Правда, в последнее время отец стал использовать «картофельные» часы для душещипательных бесед и экзаменов. То его ударит в разглагольствования о международной обстановке, то в наставления об охране границ, то в проверку Тишкиных познаний в области математики или русского языка.

Вот тогда Тишка быстрёхонько сворачивал свою кухню и убегал за водой к колодцу, а то ведь отца не переговоришь. Он закончил школу давно, но у него была цепкая память, она сохранила чуть ли не все правила из учебников, какие отцу доводилось держать в руках.

– А ну, Тишка, скажи, когда пишется разделительный твёрдый знак?

Тишка мучился и краснел, зная, что, если он ответит даже и правильно, отца это не остановит, он задаст новый вопрос.

– Так… Так… А какой падеж за каким стоит? Знаешь? Ну, начинаем проверку… Перечисляй… Именительный… Дальше?

– Родительный…

– Правильно. А за ним?

Услышав, что экзаменатор коснулся знакомой для неё темы, из кухни выскакивала мать.

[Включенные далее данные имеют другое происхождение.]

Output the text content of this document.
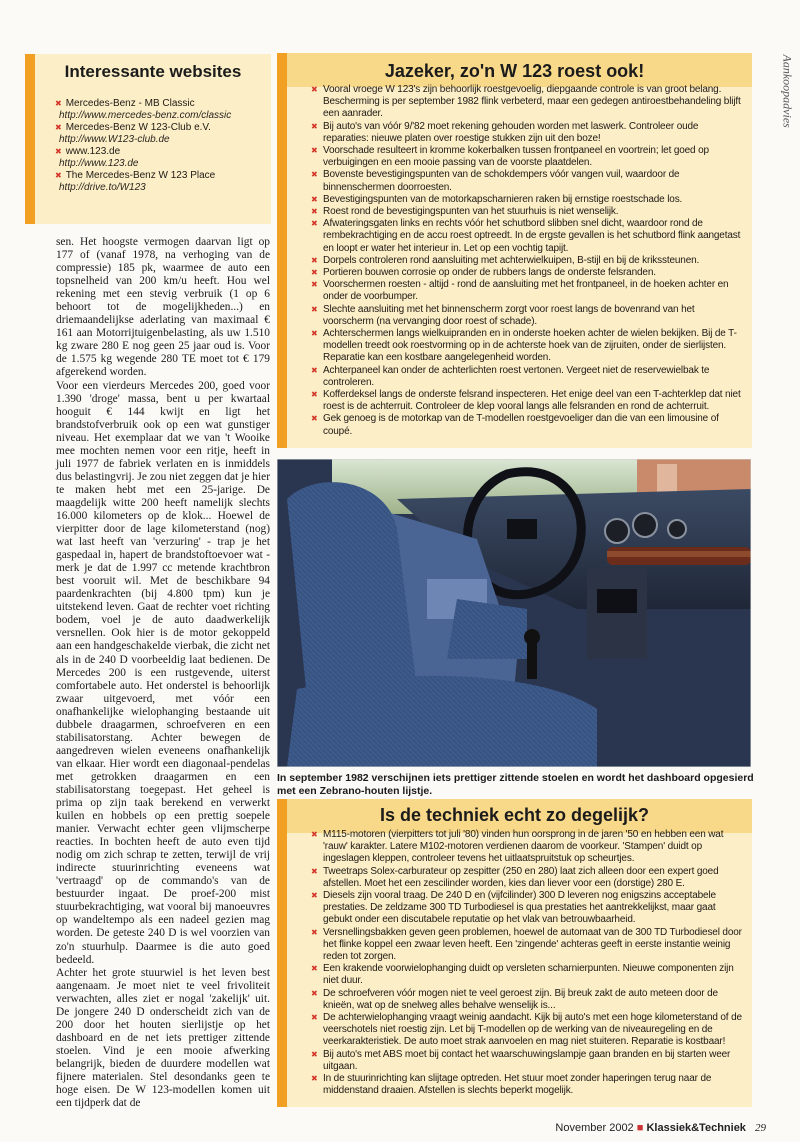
Aankoopadvies
Interessante websites
✖ Mercedes-Benz - MB Classic
http://www.mercedes-benz.com/classic
✖ Mercedes-Benz W 123-Club e.V.
http://www.W123-club.de
✖ www.123.de
http://www.123.de
✖ The Mercedes-Benz W 123 Place
http://drive.to/W123

sen. Het hoogste vermogen daarvan ligt op 177 of (vanaf 1978, na verhoging van de compressie) 185 pk, waarmee de auto een topsnelheid van 200 km/u heeft. Hou wel rekening met een stevig verbruik (1 op 6 behoort tot de mogelijkheden...) en driemaandelijkse aderlating van maximaal € 161 aan Motorrijtuigenbelasting, als uw 1.510 kg zware 280 E nog geen 25 jaar oud is. Voor de 1.575 kg wegende 280 TE moet tot € 179 afgerekend worden.

Voor een vierdeurs Mercedes 200, goed voor 1.390 'droge' massa, bent u per kwartaal hooguit € 144 kwijt en ligt het brandstofverbruik ook op een wat gunstiger niveau. Het exemplaar dat we van 't Wooike mee mochten nemen voor een ritje, heeft in juli 1977 de fabriek verlaten en is inmiddels dus belastingvrij. Je zou niet zeggen dat je hier te maken hebt met een 25-jarige. De maagdelijk witte 200 heeft namelijk slechts 16.000 kilometers op de klok... Hoewel de vierpitter door de lage kilometerstand (nog) wat last heeft van 'verzuring' - trap je het gaspedaal in, hapert de brandstoftoevoer wat - merk je dat de 1.997 cc metende krachtbron best vooruit wil. Met de beschikbare 94 paardenkrachten (bij 4.800 tpm) kun je uitstekend leven. Gaat de rechter voet richting bodem, voel je de auto daadwerkelijk versnellen. Ook hier is de motor gekoppeld aan een handgeschakelde vierbak, die zicht net als in de 240 D voorbeeldig laat bedienen. De Mercedes 200 is een rustgevende, uiterst comfortabele auto. Het onderstel is behoorlijk zwaar uitgevoerd, met vóór een onafhankelijke wielophanging bestaande uit dubbele draagarmen, schroefveren en een stabilisatorstang. Achter bewegen de aangedreven wielen eveneens onafhankelijk van elkaar. Hier wordt een diagonaal-pendelas met getrokken draagarmen en een stabilisatorstang toegepast. Het geheel is prima op zijn taak berekend en verwerkt kuilen en hobbels op een prettig soepele manier. Verwacht echter geen vlijmscherpe reacties. In bochten heeft de auto even tijd nodig om zich schrap te zetten, terwijl de vrij indirecte stuurinrichting eveneens wat 'vertraagd' op de commando's van de bestuurder ingaat. De proef-200 mist stuurbekrachtiging, wat vooral bij manoeuvres op wandeltempo als een nadeel gezien mag worden. De geteste 240 D is wel voorzien van zo'n stuurhulp. Daarmee is die auto goed bedeeld.

Achter het grote stuurwiel is het leven best aangenaam. Je moet niet te veel frivoliteit verwachten, alles ziet er nogal 'zakelijk' uit. De jongere 240 D onderscheidt zich van de 200 door het houten sierlijstje op het dashboard en de net iets prettiger zittende stoelen. Vind je een mooie afwerking belangrijk, bieden de duurdere modellen wat fijnere materialen. Stel desondanks geen te hoge eisen. De W 123-modellen komen uit een tijdperk dat de

Jazeker, zo'n W 123 roest ook!
✖ Vooral vroege W 123's zijn behoorlijk roestgevoelig, diepgaande controle is van groot belang. Bescherming is per september 1982 flink verbeterd, maar een gedegen antiroestbehandeling blijft een aanrader.
✖ Bij auto's van vóór 9/'82 moet rekening gehouden worden met laswerk. Controleer oude reparaties: nieuwe platen over roestige stukken zijn uit den boze!
✖ Voorschade resulteert in kromme kokerbalken tussen frontpaneel en voortrein; let goed op verbuigingen en een mooie passing van de voorste plaatdelen.
✖ Bovenste bevestigingspunten van de schokdempers vóór vangen vuil, waardoor de binnenschermen doorroesten.
✖ Bevestigingspunten van de motorkapscharnieren raken bij ernstige roestschade los.
✖ Roest rond de bevestigingspunten van het stuurhuis is niet wenselijk.
✖ Afwateringsgaten links en rechts vóór het schutbord slibben snel dicht, waardoor rond de rembekrachtiging en de accu roest optreedt. In de ergste gevallen is het schutbord flink aangetast en loopt er water het interieur in. Let op een vochtig tapijt.
✖ Dorpels controleren rond aansluiting met achterwielkuipen, B-stijl en bij de krikssteunen.
✖ Portieren bouwen corrosie op onder de rubbers langs de onderste felsranden.
✖ Voorschermen roesten - altijd - rond de aansluiting met het frontpaneel, in de hoeken achter en onder de voorbumper.
✖ Slechte aansluiting met het binnenscherm zorgt voor roest langs de bovenrand van het voorscherm (na vervanging door roest of schade).
✖ Achterschermen langs wielkuipranden en in onderste hoeken achter de wielen bekijken. Bij de T-modellen treedt ook roestvorming op in de achterste hoek van de zijruiten, onder de sierlijsten. Reparatie kan een kostbare aangelegenheid worden.
✖ Achterpaneel kan onder de achterlichten roest vertonen. Vergeet niet de reservewielbak te controleren.
✖ Kofferdeksel langs de onderste felsrand inspecteren. Het enige deel van een T-achterklep dat niet roest is de achterruit. Controleer de klep vooral langs alle felsranden en rond de achterruit.
✖ Gek genoeg is de motorkap van de T-modellen roestgevoeliger dan die van een limousine of coupé.
In september 1982 verschijnen iets prettiger zittende stoelen en wordt het dashboard opgesierd met een Zebrano-houten lijstje.
Is de techniek echt zo degelijk?
✖ M115-motoren (vierpitters tot juli '80) vinden hun oorsprong in de jaren '50 en hebben een wat 'rauw' karakter. Latere M102-motoren verdienen daarom de voorkeur. 'Stampen' duidt op ingeslagen kleppen, controleer tevens het uitlaatspruitstuk op scheurtjes.
✖ Tweetraps Solex-carburateur op zespitter (250 en 280) laat zich alleen door een expert goed afstellen. Moet het een zescilinder worden, kies dan liever voor een (dorstige) 280 E.
✖ Diesels zijn vooral traag. De 240 D en (vijfcilinder) 300 D leveren nog enigszins acceptabele prestaties. De zeldzame 300 TD Turbodiesel is qua prestaties het aantrekkelijkst, maar gaat gebukt onder een discutabele reputatie op het vlak van betrouwbaarheid.
✖ Versnellingsbakken geven geen problemen, hoewel de automaat van de 300 TD Turbodiesel door het flinke koppel een zwaar leven heeft. Een 'zingende' achteras geeft in eerste instantie weinig reden tot zorgen.
✖ Een krakende voorwielophanging duidt op versleten scharnierpunten. Nieuwe componenten zijn niet duur.
✖ De schroefveren vóór mogen niet te veel geroest zijn. Bij breuk zakt de auto meteen door de knieën, wat op de snelweg alles behalve wenselijk is...
✖ De achterwielophanging vraagt weinig aandacht. Kijk bij auto's met een hoge kilometerstand of de veerschotels niet roestig zijn. Let bij T-modellen op de werking van de niveauregeling en de veerkarakteristiek. De auto moet strak aanvoelen en mag niet stuiteren. Reparatie is kostbaar!
✖ Bij auto's met ABS moet bij contact het waarschuwingslampje gaan branden en bij starten weer uitgaan.
✖ In de stuurinrichting kan slijtage optreden. Het stuur moet zonder haperingen terug naar de middenstand draaien. Afstellen is slechts beperkt mogelijk.
November 2002 ■ Klassiek&Techniek 29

Тишка, да просто же, – начинала она. – Я тебе стишок подскажу, ты сразу все падежи запомнишь.

Отец хмурился, что мать помешала ему, но та не обращала на него никакого внимания:

– Иван родил девчонку – велел тащить пелёнку… – радостно улыбаясь, сообщала она. – По первым буквам никогда не спутаешься: Иван – именительный, родил – родительный, девчонку – дательный…

– Брунда какая-то, – не соглашался отец. – «Иван родил девчонку». Да этого же не может быть… У нас жизненней был стишок… Иван родной, дай Ванюше табаку понюшать.

– Чего-чего? – вздымала мать руки к потолку. – По-ню-шать? Это что за слово такое?

– Да для рифмы же, – сердился отец. – Ванюша – понюшать… Главное-то в первых буквах…

– Ага, – торжествовала мать. – У тебя – в первых, а у меня, выходит, – в последних?

Меж ними начиналась незлобивая, лёгкая перебранка, и Тишка незамеченным выскальзывал на улицу.

– Иван родил девчонку – велел тащить пелёнку, – кричал он обрадованно, полной грудью вбирая в себя морозный воздух. В самом деле, с помощью стишка падежи запомнить нетрудно: именительный, родительный, дательный…

– Иван родной, дай Ванюше табаку понюшать…

Тоже всё очень просто. Но почему отец цепляется за слово «понюшать»? Ведь вполне можно зарифмовать и правильное:

– Иван родной, дай Ванюхе табаку понюхать…

Вот так-то. Тишка даже без помощи Люськи Киселёвой с рифмой справился. Как отцу-то не пришла в голову простая мысль «Ванюшу» переправить на «Ванюху»?

Да, что и говорить, отцовские экзамены – штука полезная. Но всё же без них как-то лучше, спокойнее.

На этот раз отца не было дома, и Тишка расположился у плиты вольготно. Намыл поболе картошки, чтоб хватило и для Славика, если он прибежит домой, пока ночь но протопится. Только вряд ли Славик успеет: они всем классом пилили дрова на пекарне и, Славка хвастался, будут работать до звёзд, раскатают все штабеля, до единого брёвнышка.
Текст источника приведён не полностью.